Parker Case Highlights Worst Kind Of Politics
LEADER’S OFFICE
16TH FLOOR
BOWEN HOUSE
WELLINGTON
Media Release
27 April 2006
Parker Case Highlights Worst Kind Of Politics
"It is a sad indictment on our politics when a person of unquestioned talent and integrity is caught in a net of personalised scandal not of their making. Such is the case of David Parker, a man who is among the most credentialed MPs to be a Minister and yet who has been dragged into the tawdry undercurrent of scandal perpetrated by insidious MPs in Act and National," says Rt Hon Winston Peters.
"It is one thing to highlight scandals when the public good is at risk or where genuine issues of incompetence and failure exist. It is another entirely to shamelessly indulge in the politics of personal denigration without the evidence to back it up.
"This playing the man without the ball is politics at its worst. Mr Parker in this case had a memory of having followed the law. But, this being an old legal issue, was all he had to go on.

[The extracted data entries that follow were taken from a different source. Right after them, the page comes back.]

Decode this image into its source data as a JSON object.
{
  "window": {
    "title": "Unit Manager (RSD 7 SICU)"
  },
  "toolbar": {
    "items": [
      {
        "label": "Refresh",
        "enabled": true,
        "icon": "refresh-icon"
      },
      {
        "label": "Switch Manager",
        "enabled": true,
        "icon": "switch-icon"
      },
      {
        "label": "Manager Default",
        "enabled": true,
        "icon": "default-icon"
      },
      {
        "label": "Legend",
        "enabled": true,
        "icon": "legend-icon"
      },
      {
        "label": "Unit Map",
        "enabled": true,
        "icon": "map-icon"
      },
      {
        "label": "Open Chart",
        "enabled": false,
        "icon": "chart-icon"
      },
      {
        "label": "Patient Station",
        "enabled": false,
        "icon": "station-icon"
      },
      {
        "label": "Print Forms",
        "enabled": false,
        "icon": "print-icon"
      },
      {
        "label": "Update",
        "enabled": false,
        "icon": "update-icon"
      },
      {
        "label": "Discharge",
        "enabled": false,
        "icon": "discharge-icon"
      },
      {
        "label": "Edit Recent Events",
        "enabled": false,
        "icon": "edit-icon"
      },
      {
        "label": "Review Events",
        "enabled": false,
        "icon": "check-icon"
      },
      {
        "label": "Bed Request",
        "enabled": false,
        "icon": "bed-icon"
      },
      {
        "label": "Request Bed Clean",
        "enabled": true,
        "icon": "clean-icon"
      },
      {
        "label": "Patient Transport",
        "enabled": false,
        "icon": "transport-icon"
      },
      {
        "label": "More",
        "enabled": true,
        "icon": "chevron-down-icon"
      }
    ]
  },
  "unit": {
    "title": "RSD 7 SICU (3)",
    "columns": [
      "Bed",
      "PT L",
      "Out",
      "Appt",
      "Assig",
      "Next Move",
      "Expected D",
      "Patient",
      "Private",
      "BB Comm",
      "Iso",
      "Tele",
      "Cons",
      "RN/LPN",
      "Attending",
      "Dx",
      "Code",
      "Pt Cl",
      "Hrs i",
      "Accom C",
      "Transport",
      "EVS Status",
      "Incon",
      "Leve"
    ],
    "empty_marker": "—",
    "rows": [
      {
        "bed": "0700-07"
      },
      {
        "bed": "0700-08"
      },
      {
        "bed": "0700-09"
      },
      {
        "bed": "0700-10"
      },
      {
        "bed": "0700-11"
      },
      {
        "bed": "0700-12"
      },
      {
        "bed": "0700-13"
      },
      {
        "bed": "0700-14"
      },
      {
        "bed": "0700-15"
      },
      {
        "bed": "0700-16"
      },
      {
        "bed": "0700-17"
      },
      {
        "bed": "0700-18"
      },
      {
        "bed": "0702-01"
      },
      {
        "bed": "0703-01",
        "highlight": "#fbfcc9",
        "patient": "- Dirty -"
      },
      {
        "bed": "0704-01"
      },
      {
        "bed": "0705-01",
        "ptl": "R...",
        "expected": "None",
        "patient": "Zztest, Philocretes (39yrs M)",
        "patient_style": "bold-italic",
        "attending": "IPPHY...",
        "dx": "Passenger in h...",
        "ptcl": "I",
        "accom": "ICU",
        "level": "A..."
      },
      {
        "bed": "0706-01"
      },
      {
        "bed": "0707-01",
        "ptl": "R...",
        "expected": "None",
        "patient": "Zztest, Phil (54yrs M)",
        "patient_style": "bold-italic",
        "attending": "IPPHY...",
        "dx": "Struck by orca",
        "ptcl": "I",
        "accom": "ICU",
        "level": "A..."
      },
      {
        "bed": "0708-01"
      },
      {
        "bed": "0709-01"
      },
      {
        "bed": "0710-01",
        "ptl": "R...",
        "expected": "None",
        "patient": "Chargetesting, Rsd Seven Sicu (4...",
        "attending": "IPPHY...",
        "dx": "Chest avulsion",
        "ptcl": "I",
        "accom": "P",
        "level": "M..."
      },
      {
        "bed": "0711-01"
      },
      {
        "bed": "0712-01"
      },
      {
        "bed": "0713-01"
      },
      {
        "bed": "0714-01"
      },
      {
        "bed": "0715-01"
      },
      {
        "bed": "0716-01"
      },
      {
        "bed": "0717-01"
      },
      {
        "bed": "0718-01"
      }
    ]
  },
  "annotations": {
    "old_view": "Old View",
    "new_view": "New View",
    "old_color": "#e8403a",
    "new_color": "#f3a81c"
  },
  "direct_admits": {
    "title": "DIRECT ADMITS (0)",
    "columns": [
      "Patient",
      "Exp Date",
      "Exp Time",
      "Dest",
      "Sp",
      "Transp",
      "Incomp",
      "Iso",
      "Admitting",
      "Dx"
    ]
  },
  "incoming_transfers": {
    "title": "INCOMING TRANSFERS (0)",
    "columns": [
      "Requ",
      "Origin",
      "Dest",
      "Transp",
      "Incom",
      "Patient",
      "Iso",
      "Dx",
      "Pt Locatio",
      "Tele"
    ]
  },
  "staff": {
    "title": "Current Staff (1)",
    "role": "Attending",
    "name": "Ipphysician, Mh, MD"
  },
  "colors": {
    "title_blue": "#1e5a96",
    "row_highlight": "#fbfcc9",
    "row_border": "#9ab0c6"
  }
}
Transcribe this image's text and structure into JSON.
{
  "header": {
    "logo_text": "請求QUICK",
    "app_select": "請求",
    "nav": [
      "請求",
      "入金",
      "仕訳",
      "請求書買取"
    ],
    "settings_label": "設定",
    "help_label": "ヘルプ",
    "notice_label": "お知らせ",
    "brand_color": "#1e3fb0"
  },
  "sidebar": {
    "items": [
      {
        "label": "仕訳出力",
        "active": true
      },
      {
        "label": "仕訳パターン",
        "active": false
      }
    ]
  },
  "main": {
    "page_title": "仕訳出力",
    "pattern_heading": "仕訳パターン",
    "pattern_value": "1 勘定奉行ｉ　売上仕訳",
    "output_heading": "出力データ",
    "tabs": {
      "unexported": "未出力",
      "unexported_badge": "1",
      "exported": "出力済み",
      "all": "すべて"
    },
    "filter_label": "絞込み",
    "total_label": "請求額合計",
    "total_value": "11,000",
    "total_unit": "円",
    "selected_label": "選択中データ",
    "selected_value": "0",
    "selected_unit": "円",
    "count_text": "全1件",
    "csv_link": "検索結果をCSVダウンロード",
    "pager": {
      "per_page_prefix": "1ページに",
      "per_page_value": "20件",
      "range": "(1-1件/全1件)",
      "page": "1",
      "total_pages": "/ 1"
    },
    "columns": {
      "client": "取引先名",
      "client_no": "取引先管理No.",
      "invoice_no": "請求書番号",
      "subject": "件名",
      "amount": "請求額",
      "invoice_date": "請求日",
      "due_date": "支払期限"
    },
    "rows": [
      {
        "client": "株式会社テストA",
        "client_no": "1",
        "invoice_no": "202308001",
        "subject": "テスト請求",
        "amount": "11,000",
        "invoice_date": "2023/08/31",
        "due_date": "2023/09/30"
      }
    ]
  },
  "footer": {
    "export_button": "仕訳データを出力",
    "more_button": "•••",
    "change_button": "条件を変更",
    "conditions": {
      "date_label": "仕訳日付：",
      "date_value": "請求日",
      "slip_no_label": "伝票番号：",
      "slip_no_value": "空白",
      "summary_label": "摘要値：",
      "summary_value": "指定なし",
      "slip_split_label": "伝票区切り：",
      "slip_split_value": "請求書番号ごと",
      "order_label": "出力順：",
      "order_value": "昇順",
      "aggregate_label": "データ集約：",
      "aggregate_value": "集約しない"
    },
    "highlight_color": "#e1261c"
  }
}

"The Companies Act, and the spirit behind the law where bankruptcy is concerned, suggests he was right. I said so at the time and now the evidence, absolute in this case, backs him up.
"A fortunate lapse in procedures for the timely destruction of documents has saved him. The mob, and the pack that raced to follow, is now proved wrong.
"Rodney Hide and the National party MPs who joined the attack on Parker should not be in politics.
"It is little wonder that the former Act leader Roger Douglas has so vigorously distanced himself from Mr Hide's persistent lowlife scandal mongering," Mr Peters said.